Faktakalbar.id, LIFESTYLE – Memiliki teman atau rekan kerja yang selalu datang terlambat (jam karet) memang bisa sangat menguji kesabaran.
Menunggu tanpa kepastian sering kali dianggap sebagai bentuk ketidakhormatan terhadap waktu orang lain.
Alhasil, orang yang sering telat kerap dicap malas, egois, atau tidak sopan.
Namun, sebelum Anda menghakimi teman Anda yang kembali datang terlambat hari ini, ada baiknya melihat fenomena ini dari sudut pandang psikologis.
Baca Juga: Membedah Makna Lagu Sesi Potret: Refleksi Psikologis tentang Luka Dukacita dan Penyesalan
Tahukah Anda bahwa kebiasaan terlambat kronis sering kali berakar pada cara kerja otak yang unik? Berikut adalah 5 fakta psikologis menarik terkait karakter orang yang suka telat:
1. Mengalami Time Blindness (Kebutaan Waktu)
Fakta utama mengapa seseorang selalu telat adalah karena mereka memiliki persepsi waktu yang berbeda.
Kondisi ini sering disebut time blindness.
Mereka sangat buruk dalam mengukur berapa lama sebuah durasi waktu berlalu.
Bagi Anda, lima menit terasa seperti lima menit.
Namun bagi mereka yang suka telat, mereka merasa lima menit baru saja berlalu, padahal kenyataannya waktu sudah berjalan selama 20 menit.
2. Terlalu Optimis (Planning Fallacy)
Orang yang suka telat umumnya adalah orang yang sangat optimis, terutama dalam memperkirakan waktu.
Mereka sering terkena planning fallacy atau kekeliruan perencanaan.

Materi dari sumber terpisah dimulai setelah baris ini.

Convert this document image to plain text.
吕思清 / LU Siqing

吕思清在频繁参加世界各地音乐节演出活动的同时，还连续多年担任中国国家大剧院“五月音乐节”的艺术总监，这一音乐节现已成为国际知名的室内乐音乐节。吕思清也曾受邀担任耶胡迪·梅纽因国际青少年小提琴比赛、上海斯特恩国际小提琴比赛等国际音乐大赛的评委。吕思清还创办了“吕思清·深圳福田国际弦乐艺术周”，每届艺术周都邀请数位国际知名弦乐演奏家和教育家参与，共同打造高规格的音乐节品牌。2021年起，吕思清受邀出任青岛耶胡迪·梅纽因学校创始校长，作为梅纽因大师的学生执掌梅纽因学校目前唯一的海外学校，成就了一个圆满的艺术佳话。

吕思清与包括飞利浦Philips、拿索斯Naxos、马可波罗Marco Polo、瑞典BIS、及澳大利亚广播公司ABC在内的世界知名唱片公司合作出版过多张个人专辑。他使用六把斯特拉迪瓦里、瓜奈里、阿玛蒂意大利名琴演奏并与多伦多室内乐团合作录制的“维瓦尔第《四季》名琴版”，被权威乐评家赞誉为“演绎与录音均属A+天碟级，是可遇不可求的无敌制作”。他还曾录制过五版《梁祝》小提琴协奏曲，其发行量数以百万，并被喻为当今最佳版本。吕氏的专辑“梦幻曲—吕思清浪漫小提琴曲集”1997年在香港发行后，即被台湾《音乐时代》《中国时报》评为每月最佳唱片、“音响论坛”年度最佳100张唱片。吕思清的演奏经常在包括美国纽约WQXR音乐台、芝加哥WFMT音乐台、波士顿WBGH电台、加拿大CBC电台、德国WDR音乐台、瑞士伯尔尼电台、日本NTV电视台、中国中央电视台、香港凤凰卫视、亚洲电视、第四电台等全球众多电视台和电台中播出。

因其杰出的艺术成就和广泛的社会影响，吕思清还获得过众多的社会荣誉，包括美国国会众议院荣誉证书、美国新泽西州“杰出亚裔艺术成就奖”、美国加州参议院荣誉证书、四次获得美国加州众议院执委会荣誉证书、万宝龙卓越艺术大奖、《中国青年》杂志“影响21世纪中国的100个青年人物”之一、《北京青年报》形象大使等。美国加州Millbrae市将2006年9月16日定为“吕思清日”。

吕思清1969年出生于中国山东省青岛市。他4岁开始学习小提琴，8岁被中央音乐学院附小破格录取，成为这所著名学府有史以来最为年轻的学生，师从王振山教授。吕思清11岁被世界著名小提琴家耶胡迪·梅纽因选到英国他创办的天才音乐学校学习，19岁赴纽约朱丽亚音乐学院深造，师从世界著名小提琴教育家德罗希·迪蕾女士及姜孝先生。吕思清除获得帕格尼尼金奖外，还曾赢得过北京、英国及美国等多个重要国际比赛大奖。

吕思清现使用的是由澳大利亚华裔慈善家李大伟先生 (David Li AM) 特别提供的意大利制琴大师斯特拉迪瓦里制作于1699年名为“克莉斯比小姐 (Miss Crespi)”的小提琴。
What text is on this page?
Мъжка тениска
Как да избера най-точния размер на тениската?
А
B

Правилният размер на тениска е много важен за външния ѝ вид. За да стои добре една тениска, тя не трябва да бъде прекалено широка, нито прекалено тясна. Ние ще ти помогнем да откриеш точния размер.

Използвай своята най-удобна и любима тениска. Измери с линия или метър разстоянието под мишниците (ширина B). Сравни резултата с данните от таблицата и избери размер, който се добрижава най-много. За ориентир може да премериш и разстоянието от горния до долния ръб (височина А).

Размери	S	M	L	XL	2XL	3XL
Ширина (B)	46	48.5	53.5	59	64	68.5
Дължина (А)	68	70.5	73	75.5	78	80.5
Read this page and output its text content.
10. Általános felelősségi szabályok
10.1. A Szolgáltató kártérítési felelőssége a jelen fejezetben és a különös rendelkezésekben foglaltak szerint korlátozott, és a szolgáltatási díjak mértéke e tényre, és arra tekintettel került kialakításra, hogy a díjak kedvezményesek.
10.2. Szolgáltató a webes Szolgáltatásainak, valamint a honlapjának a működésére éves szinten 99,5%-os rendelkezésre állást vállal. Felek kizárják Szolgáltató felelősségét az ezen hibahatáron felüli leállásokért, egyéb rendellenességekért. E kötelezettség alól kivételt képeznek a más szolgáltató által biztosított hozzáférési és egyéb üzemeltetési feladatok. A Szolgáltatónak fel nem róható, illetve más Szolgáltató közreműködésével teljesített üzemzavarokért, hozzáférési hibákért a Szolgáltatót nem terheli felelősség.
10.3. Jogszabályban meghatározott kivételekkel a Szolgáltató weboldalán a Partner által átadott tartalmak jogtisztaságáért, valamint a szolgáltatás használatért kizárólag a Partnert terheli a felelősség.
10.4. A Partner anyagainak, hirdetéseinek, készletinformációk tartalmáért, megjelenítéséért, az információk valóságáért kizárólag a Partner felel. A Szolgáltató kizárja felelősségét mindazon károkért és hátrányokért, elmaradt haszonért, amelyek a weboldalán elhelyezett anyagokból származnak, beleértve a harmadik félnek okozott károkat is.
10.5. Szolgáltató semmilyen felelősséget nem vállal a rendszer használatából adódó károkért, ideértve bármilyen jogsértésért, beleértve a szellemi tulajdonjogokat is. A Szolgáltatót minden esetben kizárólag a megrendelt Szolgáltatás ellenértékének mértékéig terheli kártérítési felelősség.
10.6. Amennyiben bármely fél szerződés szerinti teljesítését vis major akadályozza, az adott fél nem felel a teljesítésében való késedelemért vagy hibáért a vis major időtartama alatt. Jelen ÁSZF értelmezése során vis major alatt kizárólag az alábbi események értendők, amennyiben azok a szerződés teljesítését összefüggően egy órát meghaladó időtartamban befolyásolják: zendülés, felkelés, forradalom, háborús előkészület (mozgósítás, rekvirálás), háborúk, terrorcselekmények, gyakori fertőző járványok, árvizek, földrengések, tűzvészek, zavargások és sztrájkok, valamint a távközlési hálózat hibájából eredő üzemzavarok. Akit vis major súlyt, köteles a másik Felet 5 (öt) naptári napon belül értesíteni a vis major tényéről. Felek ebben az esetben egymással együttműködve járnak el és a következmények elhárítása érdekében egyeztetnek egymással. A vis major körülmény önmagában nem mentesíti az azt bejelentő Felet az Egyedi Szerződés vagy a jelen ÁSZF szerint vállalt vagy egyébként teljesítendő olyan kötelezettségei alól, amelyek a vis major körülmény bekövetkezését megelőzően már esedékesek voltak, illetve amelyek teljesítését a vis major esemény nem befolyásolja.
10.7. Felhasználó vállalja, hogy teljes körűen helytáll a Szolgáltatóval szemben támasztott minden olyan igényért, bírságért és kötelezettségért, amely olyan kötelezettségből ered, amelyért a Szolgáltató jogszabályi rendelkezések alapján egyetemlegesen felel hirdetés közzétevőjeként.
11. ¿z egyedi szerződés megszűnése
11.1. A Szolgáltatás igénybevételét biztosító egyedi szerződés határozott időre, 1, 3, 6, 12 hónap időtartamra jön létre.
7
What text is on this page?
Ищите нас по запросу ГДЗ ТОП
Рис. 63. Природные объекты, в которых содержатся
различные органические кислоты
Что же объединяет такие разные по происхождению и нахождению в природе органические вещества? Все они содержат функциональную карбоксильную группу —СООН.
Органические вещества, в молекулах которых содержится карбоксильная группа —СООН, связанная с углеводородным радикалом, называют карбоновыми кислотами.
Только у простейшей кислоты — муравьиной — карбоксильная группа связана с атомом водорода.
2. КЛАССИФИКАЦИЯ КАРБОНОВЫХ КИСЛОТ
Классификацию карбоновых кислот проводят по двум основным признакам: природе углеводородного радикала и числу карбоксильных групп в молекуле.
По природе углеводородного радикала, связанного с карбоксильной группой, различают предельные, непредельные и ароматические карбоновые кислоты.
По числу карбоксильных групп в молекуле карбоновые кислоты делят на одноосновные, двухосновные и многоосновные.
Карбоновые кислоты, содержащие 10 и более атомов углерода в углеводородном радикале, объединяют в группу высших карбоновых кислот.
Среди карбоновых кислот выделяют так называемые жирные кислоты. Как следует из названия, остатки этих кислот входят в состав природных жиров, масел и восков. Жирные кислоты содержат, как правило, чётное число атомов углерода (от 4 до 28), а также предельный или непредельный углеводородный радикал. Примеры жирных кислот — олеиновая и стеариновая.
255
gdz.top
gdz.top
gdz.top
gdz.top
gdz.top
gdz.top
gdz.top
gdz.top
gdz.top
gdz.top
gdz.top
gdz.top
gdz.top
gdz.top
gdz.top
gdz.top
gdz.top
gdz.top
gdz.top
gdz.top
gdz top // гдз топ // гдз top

Misalnya, jika secara normal perjalanan ke kantor memakan waktu 30 menit, mereka akan berasumsi bahwa jalanan pasti lancar dan mereka bisa sampai dalam 15 menit.
Mereka jarang memperhitungkan waktu tak terduga seperti mencari kunci motor, macet, atau menunggu lift.
3. Diam-diam Mencari Sensasi Adrenalin
Beberapa orang tanpa sadar menjadi “pecandu” adrenalin (adrenaline junkie).
Mereka merasa kesulitan memotivasi diri untuk bersiap-siap jika waktu masih luang.
Sebaliknya, mereka baru akan mendapatkan dorongan energi yang luar biasa ketika menyadari bahwa waktu sudah sangat mepet.
Rasa panik dan terburu-buru itulah yang secara paradoks memacu mereka untuk bergerak cepat.
4. Sifat Perfeksionis yang Salah Tempat
Ironisnya, banyak orang yang suka telat justru memiliki karakter perfeksionis.
Saat sedang bersiap-siap, mereka tidak bisa meninggalkan rumah sebelum riasan wajah terlihat sempurna, rambut tertata rapi, atau email pekerjaan ditulis tanpa ada satupun typo.
Karena tidak ingin melakukan sesuatu setengah-setengah, mereka akhirnya mengorbankan ketepatan waktu.
5. Terjebak Sindrom Satu Hal Lagi
Orang yang kronis terlambat sering kali kesulitan melakukan transisi dari satu kegiatan ke kegiatan lain.
Saat sudah waktunya berangkat, mereka tiba-tiba merasa harus melakukan “satu hal lagi”entah itu mencuci piring sisa sarapan, merapikan meja, atau sekadar membalas satu pesan WhatsApp yang ternyata berujung pada obrolan panjang.
Ketidakmampuan mengerem diri inilah yang membuat mereka selalu terlambat.
Meski fakta-fakta di atas bisa menjelaskan mengapa seseorang sering telat, hal tersebut tidak bisa dijadikan pembenaran.
Keterlambatan tetaplah merugikan orang lain.
Jika Anda adalah si “jam karet” tersebut, mulailah melatih manajemen waktu dengan selalu merencanakan kedatangan 15 menit lebih awal dari jadwal yang disepakati.